Incapaz de resistir ao impulso, tocou-o de leve no ombro. Erik se retraiu imediatamente.
— Oh, querido, você está com uma queimadura f**a aqui. Espere um instante, vou apanhar o vinagre. É bom para aliviar a ardência.
— Não, obrigado — ele respondeu depressa, caminhando na direção da escada. — Não está doendo, não mesmo. Ficarei bem. Preciso apenas descansar um pouco.
— Irei lhe chamar quando o jantar estiver pronto.
— Meu pai jantará conosco também?
— Acho que não. — Mary Anne olhou para o marido, sem saber o que dizer.
John Paul entendeu e veio em seu auxílio.
— Na verdade, seu pai saiu antes que pudéssemos convidá-lo.
— Isso mesmo — Mary Anne concordou, aliviada com a explicação tática do marido.
— Oh! Não estou com muita fome. Não creio que descerei para o jantar, se vocês não se importarem.
— Sinta-se à vontade para fazer como quiser. Você pode tomar um lanche mais tarde, quando tiver fome.
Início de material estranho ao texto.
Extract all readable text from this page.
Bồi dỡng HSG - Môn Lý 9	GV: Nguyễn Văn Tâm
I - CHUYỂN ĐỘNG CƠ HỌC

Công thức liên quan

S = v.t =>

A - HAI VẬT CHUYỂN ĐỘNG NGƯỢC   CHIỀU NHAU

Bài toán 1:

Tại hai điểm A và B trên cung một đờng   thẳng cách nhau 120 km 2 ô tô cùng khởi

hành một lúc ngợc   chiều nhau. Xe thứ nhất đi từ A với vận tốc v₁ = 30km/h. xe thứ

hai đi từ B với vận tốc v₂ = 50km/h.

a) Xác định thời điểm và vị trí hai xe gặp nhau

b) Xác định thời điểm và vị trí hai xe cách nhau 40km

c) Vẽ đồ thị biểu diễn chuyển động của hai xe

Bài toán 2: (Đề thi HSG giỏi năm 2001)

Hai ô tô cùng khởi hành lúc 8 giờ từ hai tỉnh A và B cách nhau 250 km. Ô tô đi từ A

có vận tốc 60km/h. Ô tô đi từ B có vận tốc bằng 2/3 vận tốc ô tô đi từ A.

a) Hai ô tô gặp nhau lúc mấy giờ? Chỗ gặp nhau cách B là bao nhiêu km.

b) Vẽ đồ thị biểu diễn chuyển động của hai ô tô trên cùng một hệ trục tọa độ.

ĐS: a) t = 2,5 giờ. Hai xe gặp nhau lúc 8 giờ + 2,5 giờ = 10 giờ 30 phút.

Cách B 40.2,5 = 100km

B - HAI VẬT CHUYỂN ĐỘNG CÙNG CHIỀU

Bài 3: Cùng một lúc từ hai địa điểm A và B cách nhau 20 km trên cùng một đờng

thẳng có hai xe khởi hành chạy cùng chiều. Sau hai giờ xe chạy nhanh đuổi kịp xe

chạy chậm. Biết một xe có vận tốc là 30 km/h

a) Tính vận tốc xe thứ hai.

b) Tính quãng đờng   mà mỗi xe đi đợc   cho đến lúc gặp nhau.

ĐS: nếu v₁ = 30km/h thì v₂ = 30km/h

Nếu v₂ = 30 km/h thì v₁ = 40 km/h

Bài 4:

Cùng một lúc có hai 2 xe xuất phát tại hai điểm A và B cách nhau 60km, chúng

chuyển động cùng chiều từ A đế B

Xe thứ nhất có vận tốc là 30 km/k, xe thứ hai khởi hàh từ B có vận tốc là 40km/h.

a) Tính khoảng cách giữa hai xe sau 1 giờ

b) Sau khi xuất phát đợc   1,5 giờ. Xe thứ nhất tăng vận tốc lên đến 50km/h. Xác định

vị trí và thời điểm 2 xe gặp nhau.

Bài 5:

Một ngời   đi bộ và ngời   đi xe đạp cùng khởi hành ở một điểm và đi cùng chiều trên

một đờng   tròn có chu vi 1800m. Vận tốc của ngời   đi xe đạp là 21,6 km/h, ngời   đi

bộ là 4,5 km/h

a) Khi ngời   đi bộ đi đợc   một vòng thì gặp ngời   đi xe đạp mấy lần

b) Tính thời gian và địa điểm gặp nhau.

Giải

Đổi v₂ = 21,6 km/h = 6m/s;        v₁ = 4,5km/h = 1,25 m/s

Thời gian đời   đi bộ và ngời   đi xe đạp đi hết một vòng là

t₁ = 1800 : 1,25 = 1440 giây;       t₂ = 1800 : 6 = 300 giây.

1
Deixarei tudo na geladeira.
— Obrigado.
Erik subiu a escada e fechou-se no quarto.
— Você acha que ele nos ouviu conversando?
— Não sei. — John Paul encostou-se no balcão da pia, pensativo. Numa outra época, percebendo a angústia da esposa, a teria tomado nos braços e a confortado. Mas não mais.
— Oh, John Paul. Este deveria ser um dos dias mais felizes de nossas vidas. Temos nosso neto de volta. Maggie e Noah reencontraram o filho. Porém... nada é como deveria ser.